Интересно, как вырабатывается этот статус «признанности»? Ведь Тогрула Нариманбекова нельзя назвать соцреалистом, тем не менее он был популярен еще при жизни...

А это очень просто: им повезло! Появился Петр Матвеевич Елистратов, второй секретарь ЦК компартии Азербайджана, большой любитель живописи. Приходит он однажды на выставку и видит картину Тогрула отклоненной. И вот он говорит высшему руководству страны: «Работу этого художника надо повесить и вручить ему премию!». Понимаете, какое счастливое стечение обстоятельств? Дорога Нариманбекову открылась! Салахову он тоже содействовал, за Саттара всегда стоял горой... Все это было большим стимулом для работы.

Вас критика не выводит из равновесия?

Мой друг, художник Санан Курбанов как-то сказал: «Только с тобой я могу свободно общаться. Все остальные художники обижаются, если наравне с похвалами я делаю критические замечания». Но нельзя нравиться всем. Те, кто болезненно воспринимает критику, просто излишне уверены в себе и не испытывают никаких сомнений. Я никогда не сижу на своих выставках, но однажды в Москве, за день до закрытия, все-таки пришел и застал такую сцену: вижу, какой-то трудяга, в каких-то чуть ли не сандалиях – а было это зимой! – и вот вцепился в него прихрамывающий, интеллигентного вида, человек. Между ними потасовка! Мужик в сандалиях кроет хромого матом, а тот интеллигент выталкивает этого зверюгу из зала со словами: «Да это не ваше место! Здесь вам не место!». Для меня это было самым искренним обсуждением моей выставки.

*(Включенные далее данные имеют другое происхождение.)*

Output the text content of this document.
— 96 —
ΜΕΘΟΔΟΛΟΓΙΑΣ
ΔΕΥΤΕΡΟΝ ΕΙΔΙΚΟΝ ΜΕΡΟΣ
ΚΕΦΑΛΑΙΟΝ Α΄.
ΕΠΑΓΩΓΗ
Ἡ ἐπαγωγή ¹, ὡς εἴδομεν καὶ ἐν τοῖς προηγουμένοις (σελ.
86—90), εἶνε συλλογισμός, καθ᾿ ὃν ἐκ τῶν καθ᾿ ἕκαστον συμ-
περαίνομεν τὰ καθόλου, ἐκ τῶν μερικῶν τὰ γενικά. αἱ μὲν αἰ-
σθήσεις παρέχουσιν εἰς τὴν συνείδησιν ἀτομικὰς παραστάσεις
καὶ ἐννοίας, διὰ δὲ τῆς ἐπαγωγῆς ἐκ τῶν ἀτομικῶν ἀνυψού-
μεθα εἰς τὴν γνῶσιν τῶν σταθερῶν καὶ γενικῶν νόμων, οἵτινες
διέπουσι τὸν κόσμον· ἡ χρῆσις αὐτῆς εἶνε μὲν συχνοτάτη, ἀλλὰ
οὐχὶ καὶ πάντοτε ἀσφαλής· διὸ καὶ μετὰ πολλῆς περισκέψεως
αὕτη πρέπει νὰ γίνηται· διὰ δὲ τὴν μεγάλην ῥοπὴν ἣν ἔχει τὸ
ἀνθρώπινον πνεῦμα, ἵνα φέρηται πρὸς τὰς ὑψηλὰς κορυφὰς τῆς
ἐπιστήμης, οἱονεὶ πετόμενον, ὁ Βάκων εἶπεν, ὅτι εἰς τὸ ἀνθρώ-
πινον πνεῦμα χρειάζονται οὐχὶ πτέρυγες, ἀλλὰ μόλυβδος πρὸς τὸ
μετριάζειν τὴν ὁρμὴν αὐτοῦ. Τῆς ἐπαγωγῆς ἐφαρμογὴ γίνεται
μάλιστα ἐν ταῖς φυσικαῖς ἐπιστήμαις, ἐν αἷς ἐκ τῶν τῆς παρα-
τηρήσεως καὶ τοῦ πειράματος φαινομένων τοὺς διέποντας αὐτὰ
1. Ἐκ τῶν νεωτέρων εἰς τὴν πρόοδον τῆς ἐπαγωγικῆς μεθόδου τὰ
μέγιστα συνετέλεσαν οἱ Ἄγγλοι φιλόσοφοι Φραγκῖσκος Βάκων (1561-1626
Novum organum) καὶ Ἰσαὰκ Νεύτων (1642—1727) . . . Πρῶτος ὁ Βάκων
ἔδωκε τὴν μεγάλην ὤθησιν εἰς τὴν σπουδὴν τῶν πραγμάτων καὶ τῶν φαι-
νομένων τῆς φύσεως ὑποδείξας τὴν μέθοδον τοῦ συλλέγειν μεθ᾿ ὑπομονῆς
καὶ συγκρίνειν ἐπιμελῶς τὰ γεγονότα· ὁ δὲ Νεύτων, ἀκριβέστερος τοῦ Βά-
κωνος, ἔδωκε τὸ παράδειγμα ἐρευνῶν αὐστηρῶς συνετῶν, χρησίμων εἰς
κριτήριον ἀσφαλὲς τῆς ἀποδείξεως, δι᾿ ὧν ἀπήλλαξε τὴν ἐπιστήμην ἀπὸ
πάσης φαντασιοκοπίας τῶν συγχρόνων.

«Надо уметь забывать себя», – ответили Вы как-то на вопрос об эффективном управлении. Умение забывать себя не противоречит натуре художника? Художник ведь зациклен на самом себе...

Да, художник – эгоцентрик, видит только вокруг себя, и все его обиды, невзгоды и жалобы вызваны этим. К примеру, мне рассказывают о какой-то своей проблеме, но я не смогу расслышать, если не откажусь от собственного видения искусства. Когда я рассматриваю чужой холст, я должен себя забыть. В основном 99,9% художников смотрят сквозь призму своего творчества, а это совершенно неверный путь. И даже великий Сезанн, называя работы Ван Гога живописью сумасшедшего, думаю, исходил из своего опыта и никак не сопереживал творчеству великого художника. Но если я буду все пропускать через себя, смогу я оценить по достоинству картины Горхмаза – выдающегося художника? Сезанну было наплевать, а я не имею права, я с людьми работаю.

Среди Ваших работ встречаются и портреты, и натюрморты, но в основном это пейзажи. Откуда такая тяга к изображению природы?

Я вообще-то не очень люблю, когда говорят «пейзаж», знаете? Для меня это скорее явления природы. Меня волнует ее состояние, а не то, что я вижу перед собой. Природа притягивала меня всегда. Еще в детстве, помню, сидел на даче и смотрел – наблюдал движение ветра, заката, травы...

А почему именно абшеронский ландшафт? Почему не леса Лянкярана или горы Шахдага, к примеру?

Я вырос на Абшероне, я все получил здесь. Архитектура, поселения, эстетика в целом... Не то чтобы она меня притягивала – я сам часть ее. Но в своих работах я вижу весь Азербайджан.